The problem is that the compiler can insert SIMD instructions anywhere. We might have a reasonably chance of succeeding if this check is the very first thing we call in any program, but there is no guarantee. Also we might need to compile the check routine itself with -O0, no SIMD, etc.
#2 Updated by Teemu Murtola about 7 years ago
I don't know exactly what the
-mavx flag changes in the produced binaries (except for allowing to generate AVX instructions and changing the instruction encoding scheme). But if it doesn't change the calling convention for C functions (and it probably doesn't), it should be perfectly possible to compile some parts of the binary without -mavx. I don't think that compilers will generate any AVX instructions or such if not given explicit permission to do so. With C++, there can be some added complexity from stuff that comes from headers (there are several cases where the C++ linker is required to discard duplicate symbols (most notably with templates), and it can cause problems if these duplicate symbols come from different files with different instruction sets enabled), but don't know whether this is a real problem.
So in principle, we could compile main() and the check routine (and any other general-purpose code needed) without -mavx, and it should work, assuming that the compiler would not generate any AVX instructions in the code that we can't influence and that runs before main(). But this is very easy to break, since, e.g., some initialization code that is called before main() (like global variables of class types in C++) that reside in an AVX-enabled source file could still cause the error.
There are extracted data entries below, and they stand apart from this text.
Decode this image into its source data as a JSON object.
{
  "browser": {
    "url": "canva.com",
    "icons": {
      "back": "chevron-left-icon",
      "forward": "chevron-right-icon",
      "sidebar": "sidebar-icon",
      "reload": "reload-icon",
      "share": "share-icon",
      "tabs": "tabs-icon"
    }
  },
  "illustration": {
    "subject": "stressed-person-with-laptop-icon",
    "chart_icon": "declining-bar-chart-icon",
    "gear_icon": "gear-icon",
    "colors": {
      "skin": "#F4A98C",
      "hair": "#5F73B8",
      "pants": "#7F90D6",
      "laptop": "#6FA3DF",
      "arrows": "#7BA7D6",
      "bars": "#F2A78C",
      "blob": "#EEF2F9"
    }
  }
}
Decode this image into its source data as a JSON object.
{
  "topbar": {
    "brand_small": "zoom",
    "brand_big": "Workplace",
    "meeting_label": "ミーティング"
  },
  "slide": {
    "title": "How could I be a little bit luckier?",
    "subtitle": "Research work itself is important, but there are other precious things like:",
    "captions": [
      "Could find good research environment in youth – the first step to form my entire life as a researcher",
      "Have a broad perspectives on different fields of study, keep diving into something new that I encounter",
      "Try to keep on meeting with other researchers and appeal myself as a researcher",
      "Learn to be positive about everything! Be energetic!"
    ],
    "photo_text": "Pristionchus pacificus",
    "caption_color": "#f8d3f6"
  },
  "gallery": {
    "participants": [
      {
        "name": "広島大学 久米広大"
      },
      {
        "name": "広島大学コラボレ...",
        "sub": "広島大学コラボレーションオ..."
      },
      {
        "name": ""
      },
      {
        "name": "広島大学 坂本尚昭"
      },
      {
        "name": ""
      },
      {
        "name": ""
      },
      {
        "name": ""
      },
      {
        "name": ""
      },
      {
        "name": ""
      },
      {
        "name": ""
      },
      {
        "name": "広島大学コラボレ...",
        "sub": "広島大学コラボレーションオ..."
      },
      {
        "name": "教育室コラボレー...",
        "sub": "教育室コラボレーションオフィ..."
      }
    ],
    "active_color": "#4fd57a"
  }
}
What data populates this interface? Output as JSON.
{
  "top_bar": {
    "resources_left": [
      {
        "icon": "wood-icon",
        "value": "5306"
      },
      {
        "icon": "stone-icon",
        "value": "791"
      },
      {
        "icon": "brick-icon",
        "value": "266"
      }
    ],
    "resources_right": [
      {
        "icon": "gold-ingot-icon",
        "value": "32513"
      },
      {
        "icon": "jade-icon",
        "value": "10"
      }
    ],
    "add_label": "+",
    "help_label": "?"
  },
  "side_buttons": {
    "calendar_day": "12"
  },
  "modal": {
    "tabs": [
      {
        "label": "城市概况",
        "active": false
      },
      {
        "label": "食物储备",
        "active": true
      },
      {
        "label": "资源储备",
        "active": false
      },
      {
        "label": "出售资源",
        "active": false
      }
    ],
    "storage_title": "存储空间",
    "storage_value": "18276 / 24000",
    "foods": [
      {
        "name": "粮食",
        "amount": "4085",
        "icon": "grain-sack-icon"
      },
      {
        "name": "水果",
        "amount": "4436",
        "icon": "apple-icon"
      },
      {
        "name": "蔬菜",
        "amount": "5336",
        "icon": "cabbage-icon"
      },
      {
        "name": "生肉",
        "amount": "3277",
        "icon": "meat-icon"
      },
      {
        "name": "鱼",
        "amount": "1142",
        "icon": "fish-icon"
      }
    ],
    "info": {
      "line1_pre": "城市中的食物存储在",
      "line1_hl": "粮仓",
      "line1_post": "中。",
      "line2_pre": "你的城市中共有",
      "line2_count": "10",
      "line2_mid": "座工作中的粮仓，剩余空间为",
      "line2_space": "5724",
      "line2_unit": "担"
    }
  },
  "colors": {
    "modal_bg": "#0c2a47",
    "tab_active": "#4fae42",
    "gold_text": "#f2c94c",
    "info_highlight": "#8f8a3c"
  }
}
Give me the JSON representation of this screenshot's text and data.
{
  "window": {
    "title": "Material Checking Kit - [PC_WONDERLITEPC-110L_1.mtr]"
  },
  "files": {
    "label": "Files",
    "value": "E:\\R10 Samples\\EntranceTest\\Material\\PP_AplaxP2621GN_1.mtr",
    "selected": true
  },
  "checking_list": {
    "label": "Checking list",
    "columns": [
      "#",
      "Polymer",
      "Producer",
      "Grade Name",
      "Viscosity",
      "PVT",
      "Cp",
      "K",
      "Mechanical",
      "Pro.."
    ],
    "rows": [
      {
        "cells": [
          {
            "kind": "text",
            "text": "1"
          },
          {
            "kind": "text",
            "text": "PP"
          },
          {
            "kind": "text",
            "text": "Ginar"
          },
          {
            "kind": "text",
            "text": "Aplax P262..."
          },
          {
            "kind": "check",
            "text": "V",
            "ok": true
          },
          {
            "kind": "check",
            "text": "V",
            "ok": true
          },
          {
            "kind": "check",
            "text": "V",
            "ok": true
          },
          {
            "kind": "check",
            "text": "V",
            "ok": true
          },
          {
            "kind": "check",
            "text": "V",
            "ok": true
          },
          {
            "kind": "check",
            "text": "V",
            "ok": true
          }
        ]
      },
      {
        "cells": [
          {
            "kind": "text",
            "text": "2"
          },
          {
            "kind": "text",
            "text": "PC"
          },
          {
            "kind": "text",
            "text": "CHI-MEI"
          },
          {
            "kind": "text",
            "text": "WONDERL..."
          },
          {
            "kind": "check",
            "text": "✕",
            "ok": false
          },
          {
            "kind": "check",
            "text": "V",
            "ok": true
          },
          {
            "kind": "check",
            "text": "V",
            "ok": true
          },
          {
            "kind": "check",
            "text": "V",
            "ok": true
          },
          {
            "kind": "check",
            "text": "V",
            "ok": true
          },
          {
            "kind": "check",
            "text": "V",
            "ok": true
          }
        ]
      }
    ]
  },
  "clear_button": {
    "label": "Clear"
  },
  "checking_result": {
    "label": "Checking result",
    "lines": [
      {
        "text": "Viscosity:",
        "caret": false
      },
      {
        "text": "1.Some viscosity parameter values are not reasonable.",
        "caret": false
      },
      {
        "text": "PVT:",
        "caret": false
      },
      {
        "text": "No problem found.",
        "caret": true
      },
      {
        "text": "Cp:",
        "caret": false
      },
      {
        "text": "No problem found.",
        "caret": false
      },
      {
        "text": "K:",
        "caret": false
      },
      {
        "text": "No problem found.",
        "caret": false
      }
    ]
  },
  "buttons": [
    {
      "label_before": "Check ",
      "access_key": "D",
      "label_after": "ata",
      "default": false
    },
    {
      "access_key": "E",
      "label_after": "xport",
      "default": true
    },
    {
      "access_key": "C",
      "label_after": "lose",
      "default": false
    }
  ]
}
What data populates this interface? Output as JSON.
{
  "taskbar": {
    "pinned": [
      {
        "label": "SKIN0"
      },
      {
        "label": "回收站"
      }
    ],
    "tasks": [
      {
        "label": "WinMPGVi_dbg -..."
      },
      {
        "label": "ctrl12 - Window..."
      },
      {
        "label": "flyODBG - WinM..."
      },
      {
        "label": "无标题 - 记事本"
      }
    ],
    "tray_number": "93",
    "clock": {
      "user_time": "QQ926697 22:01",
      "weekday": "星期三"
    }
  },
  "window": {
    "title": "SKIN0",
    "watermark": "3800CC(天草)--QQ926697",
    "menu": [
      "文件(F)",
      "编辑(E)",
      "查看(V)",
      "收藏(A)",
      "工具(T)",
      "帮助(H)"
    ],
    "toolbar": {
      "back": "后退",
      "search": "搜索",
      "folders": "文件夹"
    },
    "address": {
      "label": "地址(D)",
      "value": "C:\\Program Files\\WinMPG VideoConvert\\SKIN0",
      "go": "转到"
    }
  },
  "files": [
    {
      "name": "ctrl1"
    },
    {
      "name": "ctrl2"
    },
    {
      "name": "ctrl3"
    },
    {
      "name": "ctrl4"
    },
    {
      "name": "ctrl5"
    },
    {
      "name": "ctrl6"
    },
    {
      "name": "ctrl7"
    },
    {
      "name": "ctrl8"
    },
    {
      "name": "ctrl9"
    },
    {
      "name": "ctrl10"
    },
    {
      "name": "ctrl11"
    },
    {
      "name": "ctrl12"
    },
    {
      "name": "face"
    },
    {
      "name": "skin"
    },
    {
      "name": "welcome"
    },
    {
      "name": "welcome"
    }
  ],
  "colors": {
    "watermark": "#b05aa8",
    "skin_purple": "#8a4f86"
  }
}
To do the above, it requires some additional complexity in the build system, and changing every main() function. As there are quite a few in 4.6, it is a bit of work, although mostly straightforward. In master, it could be simpler (in particular if #685 is implemented fully, to have only a single binary).
Just my two cents...
#3 Updated by Erik Lindahl about 7 years ago
Right now this checking usually goes on fairly deep in the call sequence with routines the function and all three libraries involved. We thought about this earlier, but I still think that change is beyond what we want to change for 4.6 - and then we still have problems with things like FMA support or FMA4 that will still break compatibility. I think a reasonable compromise for 4.6 is that we explicitly warn the user if we detect that they are running on hardware that doesn't support the compiled acceleration, but also accept that the execution might not reach that far in some cases.
For 5.0 I would prefer to start and think if there is any way we can reintroduce the ability to have multiple accelerated codepaths at least for the kernels - if we anyway introduce several file-specific flags just for the warnings the real solution should not be a whole lot harder.
#4 Updated by Szilárd Páll about 7 years ago
I've suggested earlier what I think is the solution, but never had the time to try it out. We could compile the current CPU detection code with lower acceleration (AFAIK for cpuid anyway no optimization is recommended) and call it first in the very beginning of mdrun, before anything else is called. The reason why we need to call it as early as possible is that the illegal instruction occurs already during the first couple of prints to stderr. We could either call it again later or would have to propage the detection results down in the call tree.
So I believe it is perfectly doable and would requires quite little code - especially if we re-detect later or provide a specific functionality to the cpuid module which only detects and checks the max supported acceleration against the one mdrun is compiled with.